Grávida pode tudo, só que não…

Eu sempre me imaginei grávida e me deleitando desse momento especial na minha vida. Mas desde o início da gestação os limites do meu corpo já sinalizavam: “você não vai sentir mais prazer comendo o que você amava, agora são os hormônios que mandam, meu bem!”. E com isso também veio o cansaço extremo. Foram tantos dias no sofá que tive que confessar à minha fisioterapeuta a causa do meu lado esquerdo estar mais encurtado. :|

Aí, chegou o segundo trimestre, para a alegria das gestantes! De repente, a gente acorda e tudo mudou. O enjoo sumiu e a disposição é outra. Mas os pés incham por qualquer tempinho na vertical, e é hora de realmente acostumar com a temida meia de compressão (que calor!). O peso só aumenta, e as dores na lombar também. E os desejos? É tanto controle da nutricionista que não posso mais ir à padaria, viro a cara para a sorveteria e tampo o nariz para passar em frente à pizzaria. Apenas no sacolão que vou sem medo. Começo bonitinho na segunda, sem açúcar, sem leite, sem fritura. Mas chega quinta à tarde e um vazio de porcaria toma conta do meu estômago. Aí, já era, não tem como segurar esse monstrinho devorador.

Para compensar, voltei a usar o elíptico magrelinho e barulhento que havia comprado no início do ano. Bastam 20 min com pop no Youtube para eu suar muito mais que na corrida de antigamente (estou controlando os batimentos, estes não elevam tanto assim). Além disso, sempre que estou de tênis tento caminhar ao invés de pegar o transporte público. E tem o pilates, onde a professora só fica com dó quando reclamo de alguma dor, mas ela sabe se eu minto, né? A fisioterapia do períneo parecia facinha no início, mas também dá uma canseira básica. Aí, chega o fim do dia e to mole, pensando: achava que na gravidez ia ficar só deitadinha vendo seriado…

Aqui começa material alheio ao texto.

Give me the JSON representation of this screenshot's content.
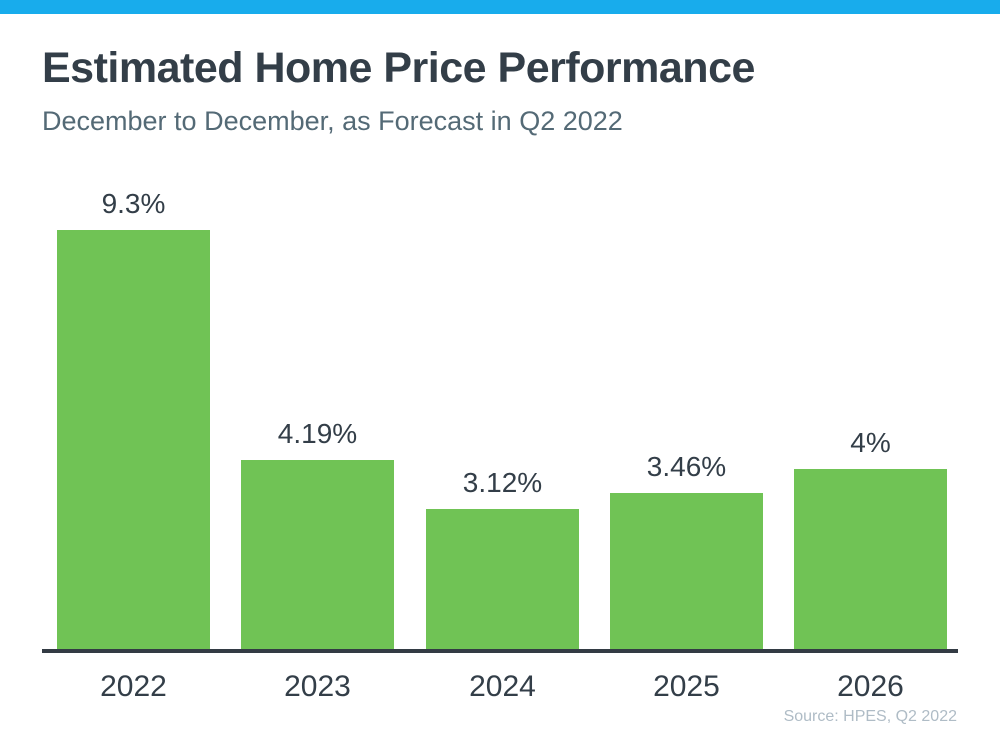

Vou para cama e agora, além de ter que acordar para o tradicional xixi da madruga, fico me revirando com as dores de um corpo que sabe que o peso está aumentando muito rápido, que o quadril cada vez mais alarga. E o cérebro, através das muitas informações que já absorveu sobre esse período delicado, não deixa deitar de bruços ou de costas — esta é outra novidade para mim, mas as dores também aumentam nessa posição. Então, o que me resta é ficar virando de um lado para o outro, a noite toda, com o travisseirão amigo agarrado na perna e no braço (desculpa, marido, pelos esbarrões). Mentalizo que já é uma preparação para as noites com várias acordadas.

O planejado era trabalhar de casa, e estou começando a engatar uma carreira de freela. O que eu não havia imaginado era: primeiro, ficar em casa só dá mais trabalho, porque o serviço de dona de casa nunca acaba, já que cozinho, arrumo, varro, lavo, etc. Segundo, pesquisei até encontrar uma fonte boa de freelas, mas que são todos para gringos. Haja queimação de neurônios para pensar e escrever em inglês quase o dia inteiro. Terceiro, não tenho mais rotina, o que sempre sonhei na vida, mas os clientes geralmente mandam aquela mensagem que dá uma curiosidade de ver só lá pelas 10 da noite, não importa onde estão. E é nessa hora que já to pensando em abraçar o meu travisseirão.

Estou agora no quinto mês, me imaginando em janeiro, barrigudona, pesada, super inchada e passando o maior calor da vida. Já me arrependendo de não ter emagrecido um pouco antes de engravidar, ou não ter conseguido fazer exercícios desde o primeiro mês. Mas o desejo pelo parto natural permanece, torçam para que eu tenha fôlego suficiente, por favor.